When a Teapot Becomes a Feminist Cause



Once upon a time boys who liked girls in elementary school and who couldn’t reveal their true intentions, would put their pigtails in an inkwell.

Years went by and there were no inkwells. Boys would pull girls’ pigtails.

That might have been the case when one little girl named Joni had a metal teapot thrown at her by a boy and ended up with a cut, a bruise, and some swelling.

Joni was taken to the hospital and a hospital worker saw her crying. To make her feel better, he told her “I bet he likes you.”

Mom, Merritt Smith, went to town, might have gotten the worker fired though that wasn’t her intention.

“As soon as I heard it, I knew that is where it begins,” Smith wrote in a Facebook post on Oct. 6 that has gone viral. “That statement is where the idea that hurting is flirting begins to set a tone for what is acceptable behavior.”

This is where it begins?

The hospital apologized of course and really went all out.
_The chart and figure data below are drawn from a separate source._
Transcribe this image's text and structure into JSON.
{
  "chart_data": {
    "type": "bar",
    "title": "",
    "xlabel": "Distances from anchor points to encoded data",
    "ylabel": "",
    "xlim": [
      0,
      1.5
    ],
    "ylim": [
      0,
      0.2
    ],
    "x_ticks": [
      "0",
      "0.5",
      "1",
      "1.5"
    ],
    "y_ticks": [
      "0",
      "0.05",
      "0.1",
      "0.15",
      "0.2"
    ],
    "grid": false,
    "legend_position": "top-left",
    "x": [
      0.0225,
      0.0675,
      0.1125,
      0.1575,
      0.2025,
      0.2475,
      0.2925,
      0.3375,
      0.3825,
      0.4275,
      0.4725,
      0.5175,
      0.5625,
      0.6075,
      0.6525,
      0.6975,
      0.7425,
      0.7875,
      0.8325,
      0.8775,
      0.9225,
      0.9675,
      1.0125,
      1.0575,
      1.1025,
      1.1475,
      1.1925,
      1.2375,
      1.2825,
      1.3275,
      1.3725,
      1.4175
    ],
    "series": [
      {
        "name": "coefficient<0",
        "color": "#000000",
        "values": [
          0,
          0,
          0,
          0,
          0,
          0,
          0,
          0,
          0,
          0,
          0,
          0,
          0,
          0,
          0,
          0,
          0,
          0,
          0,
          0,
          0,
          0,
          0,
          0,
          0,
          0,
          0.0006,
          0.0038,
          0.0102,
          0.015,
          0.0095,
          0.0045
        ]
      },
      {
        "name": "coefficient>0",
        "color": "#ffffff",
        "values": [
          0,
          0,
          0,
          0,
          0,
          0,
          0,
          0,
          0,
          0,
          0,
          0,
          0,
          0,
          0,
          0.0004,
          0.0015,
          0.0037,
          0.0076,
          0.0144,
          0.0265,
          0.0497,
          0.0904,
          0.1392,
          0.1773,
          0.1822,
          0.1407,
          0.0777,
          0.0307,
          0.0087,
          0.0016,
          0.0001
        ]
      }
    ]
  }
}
“Although we know the comment was made with no malicious intent, it is our wish to apologize and express to you that this is something we are taking seriously,” the hospital said in a statement. “This comment does not represent our philosophy as an institution.”

We have reached out to the family, met with the employee and their management team, as well as our leadership in order to understand the situation and take measures to prevent this from happening again,” the hospital said.
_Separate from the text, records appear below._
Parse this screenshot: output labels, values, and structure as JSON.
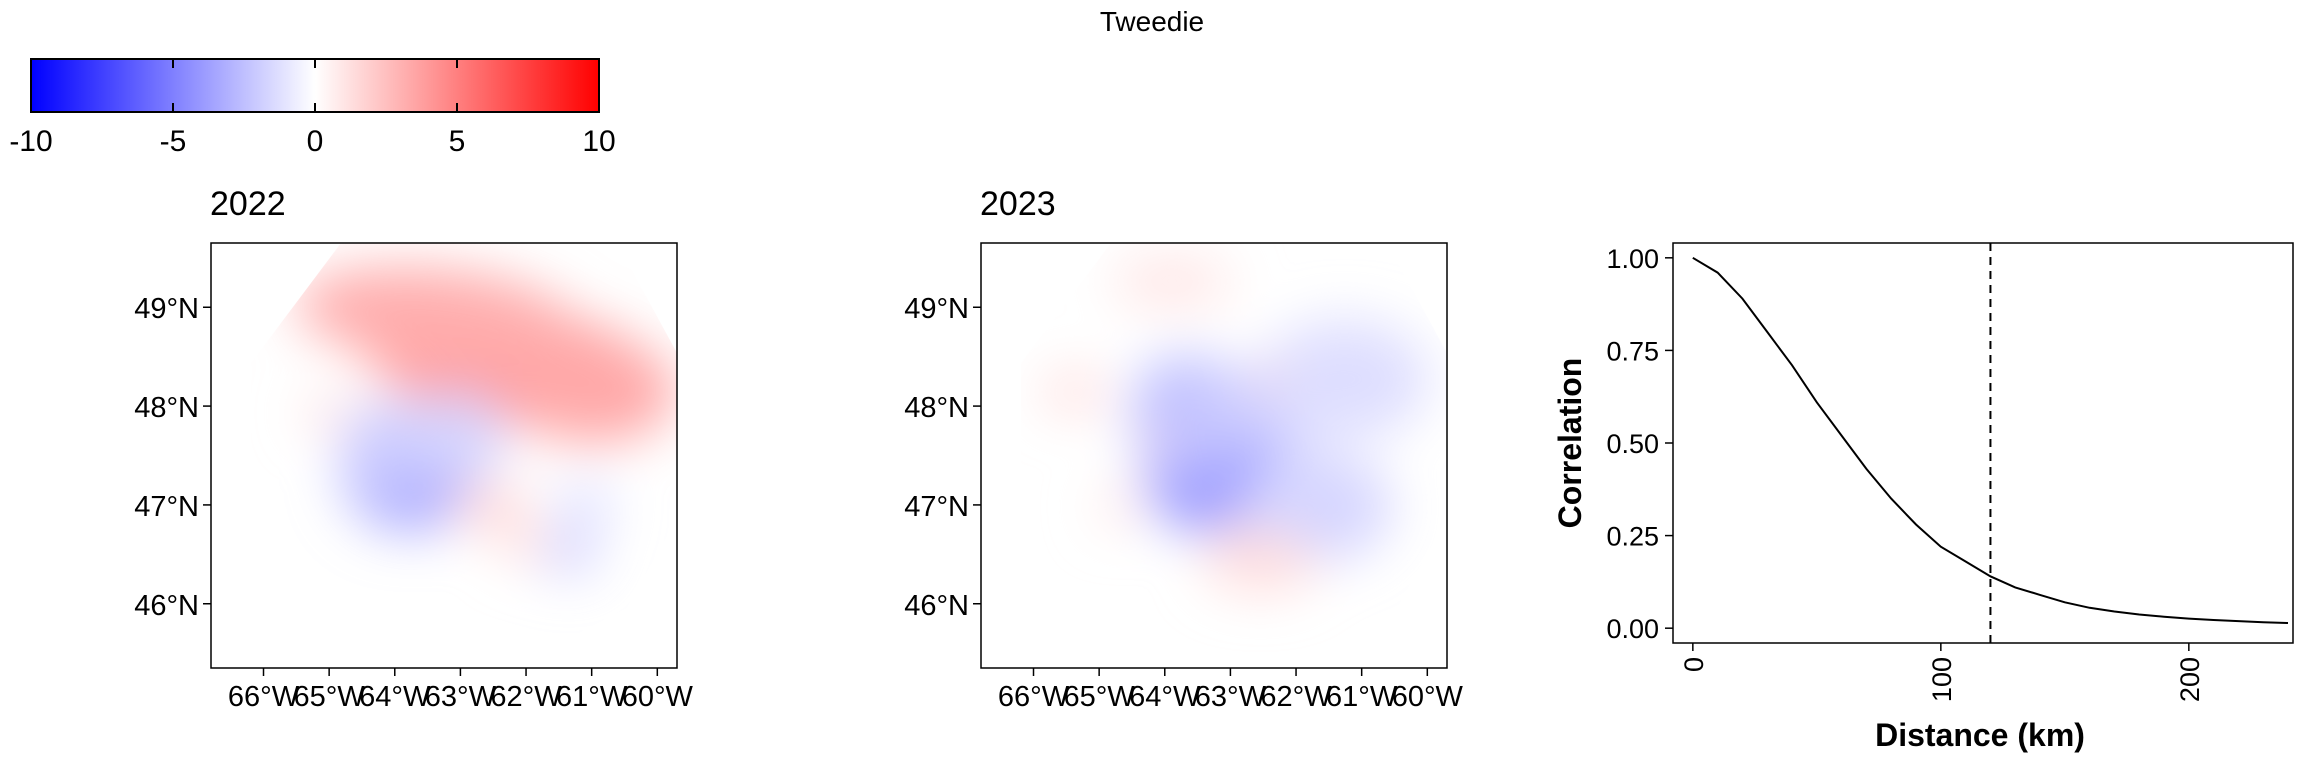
{
  "title": "Tweedie",
  "colors": {
    "low": "#0000ff",
    "mid": "#ffffff",
    "high": "#ff0000",
    "land": "#efd5b5",
    "land_stroke": "#333333"
  },
  "colorbar": {
    "min": -10,
    "max": 10,
    "tick_values": [
      -10,
      -5,
      0,
      5,
      10
    ],
    "tick_labels": [
      "-10",
      "-5",
      "0",
      "5",
      "10"
    ]
  },
  "maps": [
    {
      "title": "2022"
    },
    {
      "title": "2023"
    }
  ],
  "map_axes": {
    "lon_range": [
      -66.8,
      -59.7
    ],
    "lat_range": [
      45.35,
      49.65
    ],
    "lat_ticks": [
      49,
      48,
      47,
      46
    ],
    "lat_labels": [
      "49°N",
      "48°N",
      "47°N",
      "46°N"
    ],
    "lon_ticks": [
      -66,
      -65,
      -64,
      -63,
      -62,
      -61,
      -60
    ],
    "lon_labels": [
      "66°W",
      "65°W",
      "64°W",
      "63°W",
      "62°W",
      "61°W",
      "60°W"
    ]
  },
  "chart_data": {
    "type": "line",
    "title": "",
    "xlabel": "Distance (km)",
    "ylabel": "Correlation",
    "xlim": [
      -8,
      242
    ],
    "ylim": [
      -0.04,
      1.04
    ],
    "xticks": [
      0,
      100,
      200
    ],
    "xtick_labels": [
      "0",
      "100",
      "200"
    ],
    "yticks": [
      0.0,
      0.25,
      0.5,
      0.75,
      1.0
    ],
    "ytick_labels": [
      "0.00",
      "0.25",
      "0.50",
      "0.75",
      "1.00"
    ],
    "vline_x": 120,
    "grid": false,
    "x": [
      0,
      10,
      20,
      30,
      40,
      50,
      60,
      70,
      80,
      90,
      100,
      110,
      120,
      130,
      140,
      150,
      160,
      170,
      180,
      190,
      200,
      210,
      220,
      230,
      240
    ],
    "y": [
      1.0,
      0.96,
      0.89,
      0.8,
      0.71,
      0.61,
      0.52,
      0.43,
      0.35,
      0.28,
      0.22,
      0.18,
      0.14,
      0.11,
      0.09,
      0.07,
      0.055,
      0.045,
      0.037,
      0.031,
      0.026,
      0.022,
      0.019,
      0.016,
      0.014
    ]
  }
}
A lot of drama here. Speaking of teapots, isn’t this a tempest in one?

Smith appreciated that and said it wasn’t about attacking the hospital or getting the man fired.

“This is about all adults being part of the village and creating a culture where people know what healthy relationships look like and sound like, what it feels like to be in a healthy relationship,” she said.
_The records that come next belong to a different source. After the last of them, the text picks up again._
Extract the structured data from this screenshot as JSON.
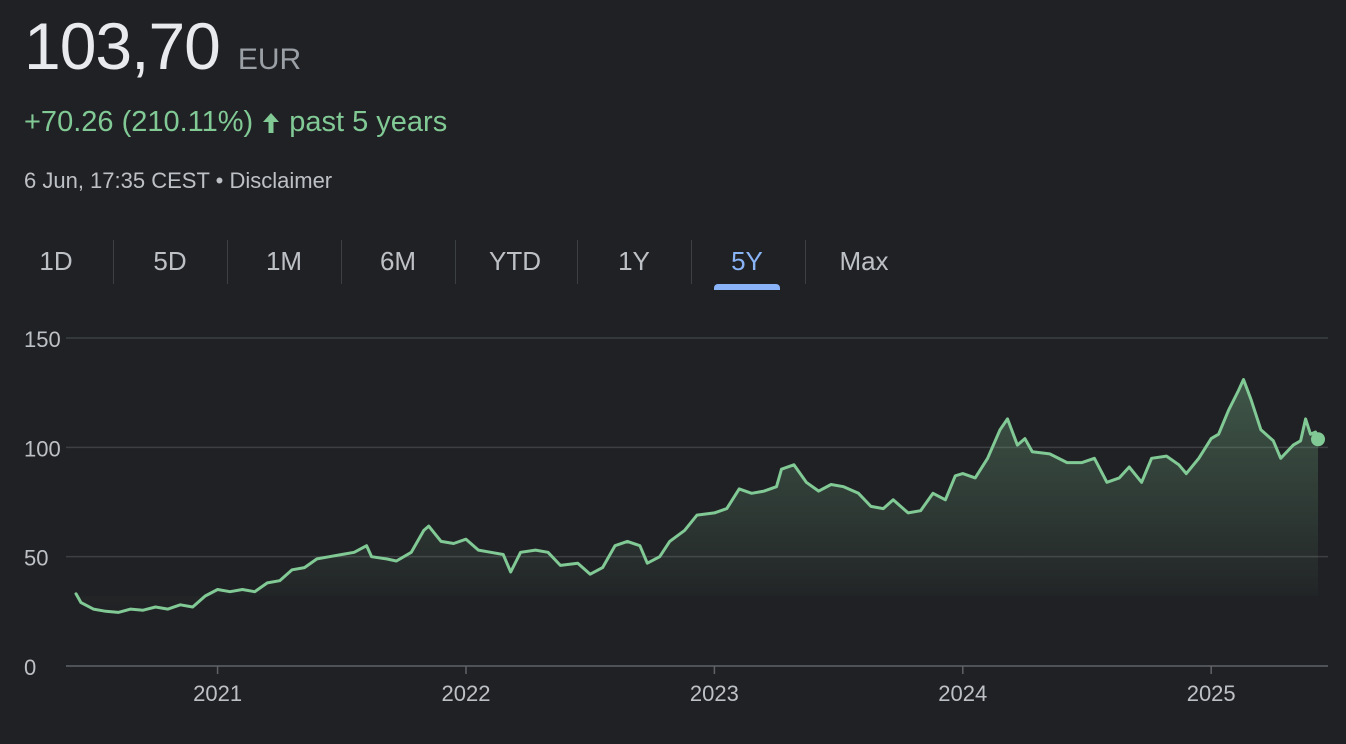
{
  "quote": {
    "price": "103,70",
    "currency": "EUR",
    "change": "+70.26 (210.11%)",
    "period": "past 5 years",
    "timestamp": "6 Jun, 17:35 CEST",
    "separator": "•",
    "disclaimer": "Disclaimer"
  },
  "colors": {
    "positive": "#81c995",
    "active_tab": "#8ab4f8",
    "background": "#202124"
  },
  "icons": {
    "change_direction": "arrow-up-icon"
  },
  "tabs": [
    {
      "label": "1D",
      "active": false
    },
    {
      "label": "5D",
      "active": false
    },
    {
      "label": "1M",
      "active": false
    },
    {
      "label": "6M",
      "active": false
    },
    {
      "label": "YTD",
      "active": false
    },
    {
      "label": "1Y",
      "active": false
    },
    {
      "label": "5Y",
      "active": true
    },
    {
      "label": "Max",
      "active": false
    }
  ],
  "chart_data": {
    "type": "area",
    "title": "",
    "xlabel": "",
    "ylabel": "",
    "ylim": [
      0,
      150
    ],
    "xlim": [
      2020.43,
      2025.43
    ],
    "y_ticks": [
      "0",
      "50",
      "100",
      "150"
    ],
    "x_ticks": [
      "2021",
      "2022",
      "2023",
      "2024",
      "2025"
    ],
    "grid": true,
    "series": [
      {
        "values": [
          [
            2020.43,
            33
          ],
          [
            2020.45,
            29
          ],
          [
            2020.5,
            26
          ],
          [
            2020.55,
            25
          ],
          [
            2020.6,
            24.5
          ],
          [
            2020.65,
            26
          ],
          [
            2020.7,
            25.5
          ],
          [
            2020.75,
            27
          ],
          [
            2020.8,
            26
          ],
          [
            2020.85,
            28
          ],
          [
            2020.9,
            27
          ],
          [
            2020.95,
            32
          ],
          [
            2021.0,
            35
          ],
          [
            2021.05,
            34
          ],
          [
            2021.1,
            35
          ],
          [
            2021.15,
            34
          ],
          [
            2021.2,
            38
          ],
          [
            2021.25,
            39
          ],
          [
            2021.3,
            44
          ],
          [
            2021.35,
            45
          ],
          [
            2021.4,
            49
          ],
          [
            2021.45,
            50
          ],
          [
            2021.5,
            51
          ],
          [
            2021.55,
            52
          ],
          [
            2021.6,
            55
          ],
          [
            2021.62,
            50
          ],
          [
            2021.68,
            49
          ],
          [
            2021.72,
            48
          ],
          [
            2021.78,
            52
          ],
          [
            2021.83,
            62
          ],
          [
            2021.85,
            64
          ],
          [
            2021.9,
            57
          ],
          [
            2021.95,
            56
          ],
          [
            2022.0,
            58
          ],
          [
            2022.05,
            53
          ],
          [
            2022.1,
            52
          ],
          [
            2022.15,
            51
          ],
          [
            2022.18,
            43
          ],
          [
            2022.22,
            52
          ],
          [
            2022.28,
            53
          ],
          [
            2022.33,
            52
          ],
          [
            2022.38,
            46
          ],
          [
            2022.45,
            47
          ],
          [
            2022.5,
            42
          ],
          [
            2022.55,
            45
          ],
          [
            2022.6,
            55
          ],
          [
            2022.65,
            57
          ],
          [
            2022.7,
            55
          ],
          [
            2022.73,
            47
          ],
          [
            2022.78,
            50
          ],
          [
            2022.82,
            57
          ],
          [
            2022.88,
            62
          ],
          [
            2022.93,
            69
          ],
          [
            2023.0,
            70
          ],
          [
            2023.05,
            72
          ],
          [
            2023.1,
            81
          ],
          [
            2023.15,
            79
          ],
          [
            2023.2,
            80
          ],
          [
            2023.25,
            82
          ],
          [
            2023.27,
            90
          ],
          [
            2023.32,
            92
          ],
          [
            2023.37,
            84
          ],
          [
            2023.42,
            80
          ],
          [
            2023.47,
            83
          ],
          [
            2023.52,
            82
          ],
          [
            2023.58,
            79
          ],
          [
            2023.63,
            73
          ],
          [
            2023.68,
            72
          ],
          [
            2023.72,
            76
          ],
          [
            2023.78,
            70
          ],
          [
            2023.83,
            71
          ],
          [
            2023.88,
            79
          ],
          [
            2023.93,
            76
          ],
          [
            2023.97,
            87
          ],
          [
            2024.0,
            88
          ],
          [
            2024.05,
            86
          ],
          [
            2024.1,
            95
          ],
          [
            2024.15,
            108
          ],
          [
            2024.18,
            113
          ],
          [
            2024.22,
            101
          ],
          [
            2024.25,
            104
          ],
          [
            2024.28,
            98
          ],
          [
            2024.35,
            97
          ],
          [
            2024.42,
            93
          ],
          [
            2024.48,
            93
          ],
          [
            2024.53,
            95
          ],
          [
            2024.58,
            84
          ],
          [
            2024.63,
            86
          ],
          [
            2024.67,
            91
          ],
          [
            2024.72,
            84
          ],
          [
            2024.76,
            95
          ],
          [
            2024.82,
            96
          ],
          [
            2024.87,
            92
          ],
          [
            2024.9,
            88
          ],
          [
            2024.95,
            95
          ],
          [
            2025.0,
            104
          ],
          [
            2025.03,
            106
          ],
          [
            2025.07,
            117
          ],
          [
            2025.11,
            126
          ],
          [
            2025.13,
            131
          ],
          [
            2025.16,
            122
          ],
          [
            2025.2,
            108
          ],
          [
            2025.25,
            103
          ],
          [
            2025.28,
            95
          ],
          [
            2025.33,
            101
          ],
          [
            2025.36,
            103
          ],
          [
            2025.38,
            113
          ],
          [
            2025.4,
            106
          ],
          [
            2025.42,
            107
          ],
          [
            2025.43,
            103.7
          ]
        ]
      }
    ]
  }
}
A healthy relationship? A little kid threw a teapot for which he was undoubtedly punished and a worker tried to make her feel better.

“The fact is that stereotype about the boy who likes the girl pulling her pigtails has got to go,” one Facebook user commented.

It’s become a cause célèbre. What do you think? Overkill? Or is this nipping a serious and dangerous societal stereotype in the proverbial bud?